这里KITTI的点云数据是bin文件格式的，在之前的笔记介绍到bin点云文件可以进行如下进行读取：

kitti_file = r'E:\Study\Machine Learning\Dataset3d\kitti\training\velodyne\000100.bin'
points = np.fromfile(file=kitti_file, dtype=np.float32, count=-1).reshape([-1, 4])
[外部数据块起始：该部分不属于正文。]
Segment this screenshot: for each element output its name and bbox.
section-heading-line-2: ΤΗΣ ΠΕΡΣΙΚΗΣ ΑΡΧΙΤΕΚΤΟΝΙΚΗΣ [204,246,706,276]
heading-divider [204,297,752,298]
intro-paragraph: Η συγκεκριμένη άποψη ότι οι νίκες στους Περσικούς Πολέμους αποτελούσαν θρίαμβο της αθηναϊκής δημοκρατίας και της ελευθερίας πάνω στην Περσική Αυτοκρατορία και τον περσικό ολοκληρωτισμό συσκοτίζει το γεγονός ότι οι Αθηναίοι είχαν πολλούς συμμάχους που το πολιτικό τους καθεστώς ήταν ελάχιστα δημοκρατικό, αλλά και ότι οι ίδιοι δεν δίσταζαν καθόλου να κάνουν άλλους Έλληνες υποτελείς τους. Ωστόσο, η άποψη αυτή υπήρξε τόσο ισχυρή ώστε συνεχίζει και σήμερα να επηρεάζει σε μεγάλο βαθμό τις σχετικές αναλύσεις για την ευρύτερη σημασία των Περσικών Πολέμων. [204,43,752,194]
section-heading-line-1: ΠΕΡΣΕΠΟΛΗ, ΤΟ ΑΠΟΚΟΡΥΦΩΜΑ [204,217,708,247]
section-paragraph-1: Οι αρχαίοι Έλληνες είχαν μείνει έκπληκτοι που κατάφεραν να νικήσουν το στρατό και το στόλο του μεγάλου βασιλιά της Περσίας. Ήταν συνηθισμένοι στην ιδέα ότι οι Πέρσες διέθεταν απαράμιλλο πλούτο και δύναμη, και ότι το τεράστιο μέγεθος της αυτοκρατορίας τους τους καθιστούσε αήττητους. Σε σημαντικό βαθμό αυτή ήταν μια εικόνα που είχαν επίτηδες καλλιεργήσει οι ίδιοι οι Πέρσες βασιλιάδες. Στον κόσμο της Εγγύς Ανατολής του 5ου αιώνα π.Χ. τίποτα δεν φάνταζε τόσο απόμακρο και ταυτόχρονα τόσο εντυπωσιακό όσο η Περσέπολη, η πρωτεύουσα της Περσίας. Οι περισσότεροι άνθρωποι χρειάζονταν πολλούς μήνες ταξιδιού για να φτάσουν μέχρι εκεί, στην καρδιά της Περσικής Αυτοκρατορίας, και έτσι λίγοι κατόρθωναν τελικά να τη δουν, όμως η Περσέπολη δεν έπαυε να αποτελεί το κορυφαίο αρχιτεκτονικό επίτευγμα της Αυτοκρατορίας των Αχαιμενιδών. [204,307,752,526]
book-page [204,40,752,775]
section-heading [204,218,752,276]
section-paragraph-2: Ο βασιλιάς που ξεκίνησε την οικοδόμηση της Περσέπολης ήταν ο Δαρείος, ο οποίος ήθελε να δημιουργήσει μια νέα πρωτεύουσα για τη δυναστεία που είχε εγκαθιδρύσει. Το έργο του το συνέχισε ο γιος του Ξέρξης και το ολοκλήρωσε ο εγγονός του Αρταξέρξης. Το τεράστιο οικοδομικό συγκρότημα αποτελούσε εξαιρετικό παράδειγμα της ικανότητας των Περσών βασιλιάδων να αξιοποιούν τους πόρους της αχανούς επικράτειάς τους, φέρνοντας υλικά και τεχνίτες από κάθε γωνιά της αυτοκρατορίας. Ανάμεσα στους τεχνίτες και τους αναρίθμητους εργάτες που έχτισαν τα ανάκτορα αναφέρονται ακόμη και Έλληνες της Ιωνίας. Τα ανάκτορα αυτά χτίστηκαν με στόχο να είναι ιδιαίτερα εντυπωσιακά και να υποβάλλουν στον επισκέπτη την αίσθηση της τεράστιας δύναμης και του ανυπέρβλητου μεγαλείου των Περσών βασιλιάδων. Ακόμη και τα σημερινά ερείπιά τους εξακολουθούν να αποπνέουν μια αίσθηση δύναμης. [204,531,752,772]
bin文件的存储方式是以二进制形式存储，这带来的好处是读写的速度快，精度不丢失。与txt文件相同，其没有文件的描述信息，只包含点云数据，没有文件的说明部分。但是，txt文件按行存储点的信息，而bin则是将全部数据合并为一个序列，也可以理解为一行。也就是说，读取一个bin文件的输出是一个长串的序列信息，一般需要将其reshape一下，每4个数据为一个点云数据，所以需要reshape成N行4列。

简单的，可以通过一下代码对点云进行可视化：

def viz_mayavi(points, vals="distance"):
    x = points[:, 0]  # x position of point
    y = points[:, 1]  # y position of point
    z = points[:, 2]  # z position of point
    fig = mlab.figure(bgcolor=(0, 0, 0), size=(640, 360))
    mlab.points3d(x, y, z,
                  z,       # Values used for Color
                  mode="point",
                  colormap='spectral', # 'bone', 'copper', 'gnuplot'
                  # color=(0, 1, 0),   # Used a fixed (r,g,b) instead
                  figure=fig,
                  )